This play made me uncomfortable. Profoundly so. But as its creators acknowledged in the epilogue, that was its intention.

Kiinalik: These Sharp Tools, part of the National Arts Centre’s Indigenous theatre program, opened at the Great Canadian Theatre Company on Thursday. Stretched out over nearly two hours of non-stop run time, Kiinalik was powered by ethereal music, spoken word and a twisting narrative which melded the historical with the personal. 

Evalyn Parry (left) and Laakkuluk Williamson Bathory (right) in Kiinalik. [Photo provided by Jeremy Mimnagh]
The two main performers, Evalyn Parry and Laakkuluk Williamson Bathory, told the story of how they came to meet. Parry, an artistic director of the Buddies in Bad Times, a queer theatre in Toronto, and Bathory, an Inuk artist based out of Iqaluit, met on an Arctic voyage across the Davis Strait to Greenland. This play came out of that time together –an emotionally draining, mind-melding rejection of how “Southerners” see the “North.” 

While divergent in their origins, both Parry and Bathory’s experiences intersect and have common threads. Their words guide the audience through the history of the north, using a large projector behind them to chart their journey throughout history, highlighting important places and moments in Canada’s history that shaped the south’s perception of the north.

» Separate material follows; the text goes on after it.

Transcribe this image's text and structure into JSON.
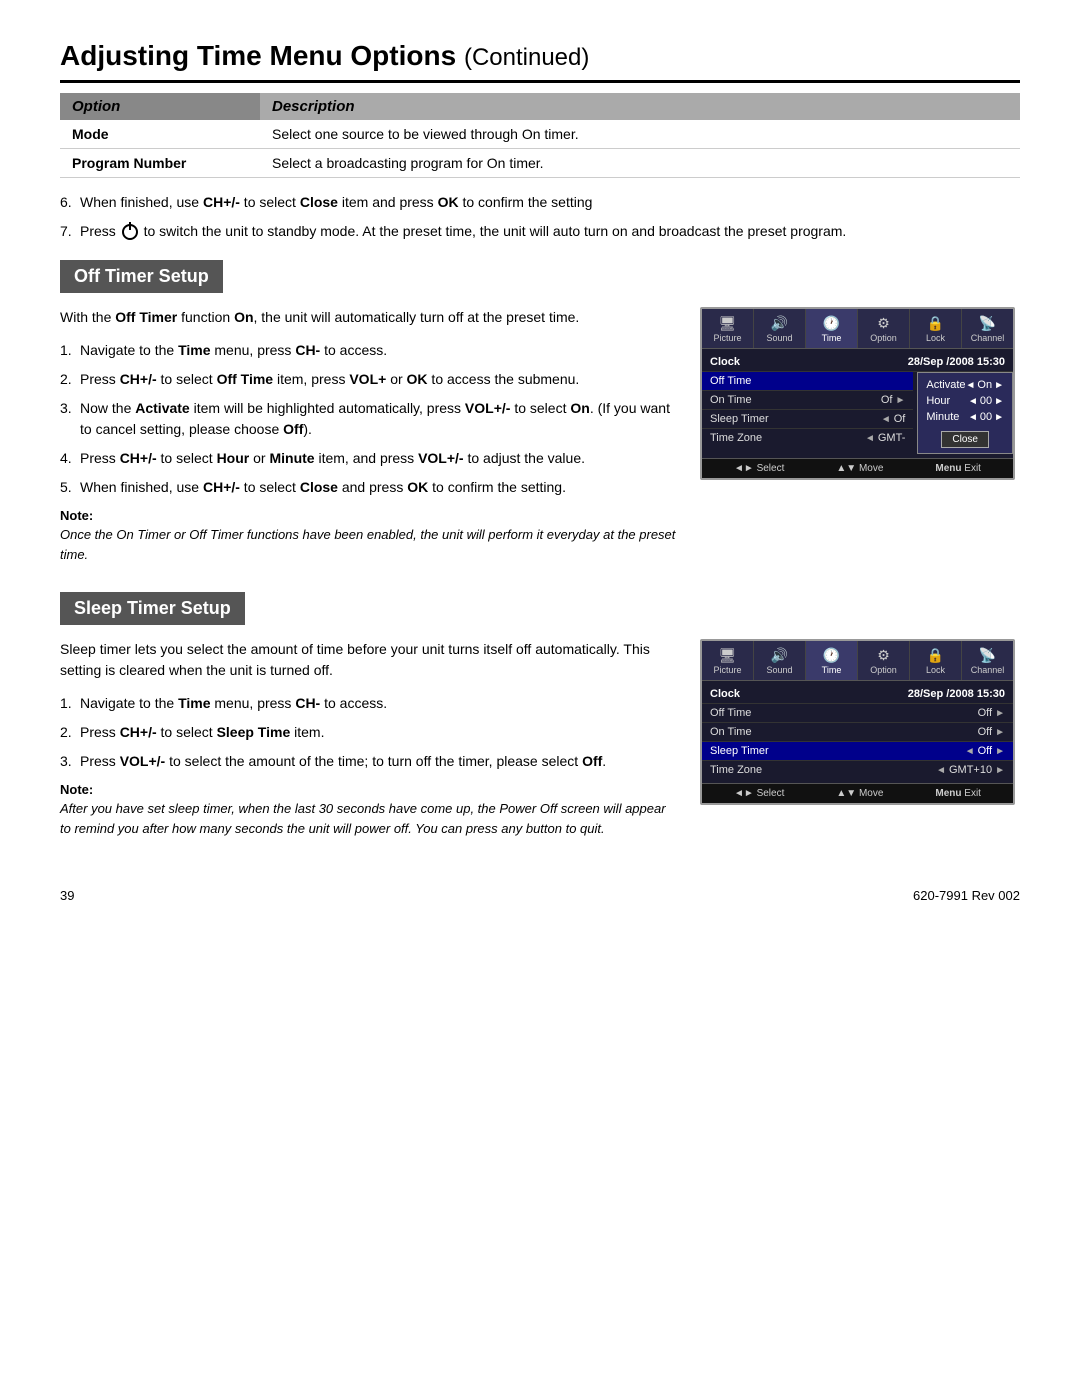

One of the play’s most poignant riffs was critiquing one famous conception of the north: “Northwest Passage” by Stan Rogers, a Canadian folk music legend. Parry remembered a time when the famous Canadian song played out at festivals, where she would sing along with her family along with crowds of festival goers.

But through this play, the loaded language of the original is revisited. In “Northwest Passage,” Rogers sings how he wishes to sail through the Northwest Passage, while “tracing one warm line through a land so wild and savage.”

Laakkuluk Williamson Bathory in Kiinalik. [Photo provided by Jeremy Mimnagh]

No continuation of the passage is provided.